I think maybe we can keep .get_slice() as a sort of utility function for when someone wants to get a contiguous slice, and where receiving something cross-region boundary would be an error condition.

Preface: For this PR, that is what is done. But, yes, I would prefer to deprecate get_slice(), and specifically for IoMemory, I prefer not to have it.

User should just not expect IoMemory::get_slice() to work. For GuestMemory, eh, hard to say[1]. I don’t want to provide a function to users that is basically just fundamentally wrong because nobody can ever promise that get_slice() will work.

Next, I can’t think of a valid reason for someone wanting to get a contiguous slice other than it being easier to handle, but that’s a problem with tooling. QEMU e.g. has good tooling around I/O vectors (a vector of buffers), so maybe we need a VolatileSliceVector, too.

Finally, what will users do when get_slice() fails because of fragmentation? The correct thing would be to fall back to get_slices(), but if they’re able to handle that, they should use it from the start. If they can’t handle it, it’ll probably become a fatal error, which is basically an implementation TODO and should be implemented.

Summarizing, I don’t find it good to facilitate users’ incomplete (and I would argue incorrect) implementations that work most of the time but aren’t guaranteed to work. I find there’s no better way to let users know instinctively that their implementation is incomplete than by forcing them to deal with an iterator and manually get exactly the first element. Rust makes it easy to ignore error handling, so I expect users to call get_slice()? and not worry about why exactly it can fail. I don’t expect anyone to put even a TODO comment on their get_slice() calls just because we put a note into the documentation recommending get_slices() instead.

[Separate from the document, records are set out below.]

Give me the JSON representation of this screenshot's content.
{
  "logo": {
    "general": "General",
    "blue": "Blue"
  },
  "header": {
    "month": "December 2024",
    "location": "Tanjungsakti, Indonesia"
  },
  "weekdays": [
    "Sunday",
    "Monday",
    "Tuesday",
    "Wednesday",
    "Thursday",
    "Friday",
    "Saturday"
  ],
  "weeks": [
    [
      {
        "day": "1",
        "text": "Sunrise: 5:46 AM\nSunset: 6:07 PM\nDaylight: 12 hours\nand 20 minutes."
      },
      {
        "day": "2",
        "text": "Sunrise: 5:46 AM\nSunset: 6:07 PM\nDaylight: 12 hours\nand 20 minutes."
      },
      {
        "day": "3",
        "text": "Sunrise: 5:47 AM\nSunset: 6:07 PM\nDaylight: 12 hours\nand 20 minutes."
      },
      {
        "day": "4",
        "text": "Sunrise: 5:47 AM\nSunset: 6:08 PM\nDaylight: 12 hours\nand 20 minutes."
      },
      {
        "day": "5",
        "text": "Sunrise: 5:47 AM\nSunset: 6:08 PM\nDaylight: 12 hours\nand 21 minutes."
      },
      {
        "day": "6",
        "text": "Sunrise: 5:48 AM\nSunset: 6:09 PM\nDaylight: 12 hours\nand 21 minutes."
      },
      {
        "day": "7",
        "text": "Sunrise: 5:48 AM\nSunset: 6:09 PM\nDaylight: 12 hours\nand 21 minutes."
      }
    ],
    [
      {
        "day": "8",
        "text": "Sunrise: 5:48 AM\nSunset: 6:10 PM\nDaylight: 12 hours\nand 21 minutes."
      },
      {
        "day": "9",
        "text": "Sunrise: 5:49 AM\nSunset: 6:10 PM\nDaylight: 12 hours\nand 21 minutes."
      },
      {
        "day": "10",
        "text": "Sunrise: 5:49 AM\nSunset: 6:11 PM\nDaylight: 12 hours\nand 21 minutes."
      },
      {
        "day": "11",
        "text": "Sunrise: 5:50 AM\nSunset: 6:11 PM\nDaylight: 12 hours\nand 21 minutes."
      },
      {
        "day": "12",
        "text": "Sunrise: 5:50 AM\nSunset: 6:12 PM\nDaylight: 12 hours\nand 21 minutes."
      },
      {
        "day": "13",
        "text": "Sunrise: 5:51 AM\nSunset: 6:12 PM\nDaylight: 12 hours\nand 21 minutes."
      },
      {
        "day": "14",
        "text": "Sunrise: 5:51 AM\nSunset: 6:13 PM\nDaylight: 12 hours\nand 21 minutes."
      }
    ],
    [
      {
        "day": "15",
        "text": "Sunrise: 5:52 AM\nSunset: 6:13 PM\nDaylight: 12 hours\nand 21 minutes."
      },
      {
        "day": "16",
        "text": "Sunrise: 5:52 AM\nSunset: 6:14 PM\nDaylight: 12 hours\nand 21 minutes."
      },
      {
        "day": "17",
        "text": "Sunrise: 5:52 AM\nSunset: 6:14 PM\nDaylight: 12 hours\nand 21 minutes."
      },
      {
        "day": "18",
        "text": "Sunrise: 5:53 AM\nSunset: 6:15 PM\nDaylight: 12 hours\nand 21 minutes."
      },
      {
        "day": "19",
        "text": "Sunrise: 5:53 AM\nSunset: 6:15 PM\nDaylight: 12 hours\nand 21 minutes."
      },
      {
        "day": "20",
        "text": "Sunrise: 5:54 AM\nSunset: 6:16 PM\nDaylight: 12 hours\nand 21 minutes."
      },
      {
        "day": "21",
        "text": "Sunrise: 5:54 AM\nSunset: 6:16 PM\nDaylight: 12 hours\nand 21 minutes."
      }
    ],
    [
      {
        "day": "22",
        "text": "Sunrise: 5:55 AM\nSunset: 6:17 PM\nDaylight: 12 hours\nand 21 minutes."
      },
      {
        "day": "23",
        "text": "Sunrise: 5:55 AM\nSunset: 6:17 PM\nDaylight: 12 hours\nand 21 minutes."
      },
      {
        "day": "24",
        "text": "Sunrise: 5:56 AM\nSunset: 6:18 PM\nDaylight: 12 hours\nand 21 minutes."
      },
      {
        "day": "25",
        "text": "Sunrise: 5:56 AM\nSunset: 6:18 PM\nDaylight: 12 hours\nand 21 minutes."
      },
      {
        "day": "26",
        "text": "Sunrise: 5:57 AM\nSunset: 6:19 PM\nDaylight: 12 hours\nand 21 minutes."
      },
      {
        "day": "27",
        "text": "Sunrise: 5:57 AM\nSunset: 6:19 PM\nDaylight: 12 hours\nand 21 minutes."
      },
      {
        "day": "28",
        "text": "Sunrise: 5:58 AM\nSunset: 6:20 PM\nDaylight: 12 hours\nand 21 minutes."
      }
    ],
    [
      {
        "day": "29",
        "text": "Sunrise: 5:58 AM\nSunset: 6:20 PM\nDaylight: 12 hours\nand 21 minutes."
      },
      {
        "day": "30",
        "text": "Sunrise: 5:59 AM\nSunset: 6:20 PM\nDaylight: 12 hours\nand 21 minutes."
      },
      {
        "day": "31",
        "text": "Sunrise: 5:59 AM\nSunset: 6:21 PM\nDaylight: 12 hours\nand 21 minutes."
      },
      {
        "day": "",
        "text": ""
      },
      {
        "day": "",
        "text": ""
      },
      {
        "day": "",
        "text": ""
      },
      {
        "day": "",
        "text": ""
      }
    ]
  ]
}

In the end, innocent get_slice()? calls may then produce hard-to-reproduce crashes, and while a logged error message will probably immediately say what the problem is, this assumes that users experiencing those (rare) crashes will have the log files handy and post them.


[1] It just depends on the implementation and circumstances, and so is hard to say in general. In the vanilla vhost-user case with GuestMemoryMmap, guest-physically continuous slices are extremely likely to be continuous in a single GuestMemoryRegion. But this may already change when memory hot-plugging comes into the picture, so it’s definitely not something we can promise.